Salta, with its population of 420 thousand people in practice was the biggest city in Argentina (except for Buenos Aires, of course) I’ve been to. Like most towns in Argentina here was quite hard to see interesting and beautiful buildings excepting 2-3 churches and some administration buildings in centre of town. The vast majority of residential buildings are low-rise, up to 3 floors, and judging by the hostel, some have inside open space. What made the town different from the others though, was that it was alive. In the afternoon the streets, especially the main one, get so busy that you should carefully choose your way. At every step you take there is somebody selling something and trying to announce that action with repeated shouts. It rained one of the afternoons and that opportunity was immediately turned to account by some enterprising people. Umbrellas and raincoats popped out in the streets as if they were in a storehouse until then. ‘Ai Pelotas, Pelotas Ai paragua, paragua’ was sung by many voices. Unfortunately for the retailers, the rain did not lasted for long and I was surprised how one of them palmed off his raincoats under the last raindrops.

But no matter what the weather is, the business must keep going. The main goods that were sold those days were everything connected with school. The beginning of the school year-1st March-was near and everybody was preparing feverishly. The queues in front of the school-appliances shops were longer even than the ones in socialistic time. It was like they were giving everything for free there. Colourless folio for wrapping notebooks and sheets with different characters were sold the most. The majority of tradesmen were young boys who were doing their best to shout louder than their experienced colleagues. The same man who was selling raincoats was now lively advertising his new commodity-a plastic alphabet puzzle. Another guy a few steps further has gathered a whole crowd for a demonstration of seals with letters and numbers. If you did not know what he was selling, you could tell he was presenting an incredible invention. And amid all that bustle mothers are breastfeeding their babies sitting on a bench or just wherever they find, children are chasing each other and the others are just trying to continue their way.

I spent whole 3 days in Salta mainly because I needed a rest and I also had to make it clear to myself what I want to do from now on. I checked bicycles’ prices again but they were much higher that the quality. The idea of passing Altiplano by bike seemed more and more insane and impossible. Ascent to 4500m altitude with 40kg luggage, from which 15kg water, having in mind the awful non-asphalt roads and the bad quality of the bicycle, which by the way did not have a front carrier, and most of all-having no training -definitely it wasn’t a good idea.

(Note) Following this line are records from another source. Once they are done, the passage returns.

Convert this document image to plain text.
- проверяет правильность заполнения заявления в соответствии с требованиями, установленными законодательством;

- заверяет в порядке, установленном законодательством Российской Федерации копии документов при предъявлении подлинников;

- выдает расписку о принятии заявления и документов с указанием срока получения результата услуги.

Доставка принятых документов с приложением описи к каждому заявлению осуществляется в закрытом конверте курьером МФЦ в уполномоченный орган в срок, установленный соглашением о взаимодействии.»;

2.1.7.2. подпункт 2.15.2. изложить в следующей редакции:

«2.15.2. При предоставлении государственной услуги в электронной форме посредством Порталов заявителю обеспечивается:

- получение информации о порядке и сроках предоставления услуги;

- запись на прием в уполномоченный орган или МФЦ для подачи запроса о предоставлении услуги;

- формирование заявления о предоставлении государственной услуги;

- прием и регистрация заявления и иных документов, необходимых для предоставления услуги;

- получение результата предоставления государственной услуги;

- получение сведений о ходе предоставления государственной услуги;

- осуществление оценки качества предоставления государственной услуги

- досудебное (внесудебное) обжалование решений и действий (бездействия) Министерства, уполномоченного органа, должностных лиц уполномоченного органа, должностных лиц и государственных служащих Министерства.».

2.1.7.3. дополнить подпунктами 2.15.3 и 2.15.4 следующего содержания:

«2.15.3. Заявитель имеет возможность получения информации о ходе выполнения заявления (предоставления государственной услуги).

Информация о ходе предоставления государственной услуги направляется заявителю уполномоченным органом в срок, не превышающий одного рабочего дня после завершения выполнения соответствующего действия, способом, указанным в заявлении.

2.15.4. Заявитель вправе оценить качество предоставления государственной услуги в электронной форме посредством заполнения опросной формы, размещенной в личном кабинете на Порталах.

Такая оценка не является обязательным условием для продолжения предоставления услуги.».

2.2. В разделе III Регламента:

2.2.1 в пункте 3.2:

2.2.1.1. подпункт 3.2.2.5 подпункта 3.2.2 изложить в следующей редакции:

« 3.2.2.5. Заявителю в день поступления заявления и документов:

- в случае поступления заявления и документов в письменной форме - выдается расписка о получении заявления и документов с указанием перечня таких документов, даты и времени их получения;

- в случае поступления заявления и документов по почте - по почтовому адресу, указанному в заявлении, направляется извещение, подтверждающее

The other thing that made me stay longer was a problem with my stomach and I wanted to wait and see if it was going to pass or not. What was more-both the personnel and the guests of the hostel were really cool, at least until these noisy Israeli arrived. It was one of those days when the earthquake happened. I was lying in bed when the room suddenly started swinging. It wasn’t up and down or back and forward, but lightly like a boat. Tough the movement was strong, I wasn’t afraid. I don’t know why. I got up from bed so I could run if something started crumbling or falling, but in fact nothing more happened even though it continued for around twenty seconds. My Japanese roommate didn’t even think of getting up from the bed.

On the fourth day I was ready to go but this time south-towards Cafayate. I planed coming back to Salta after that. I had never hitchhiked in this part of Argentina and I was a bit worried. The population here was relatively poorer and it was much harder to find someone with European origin. Anyway, it was time to continue.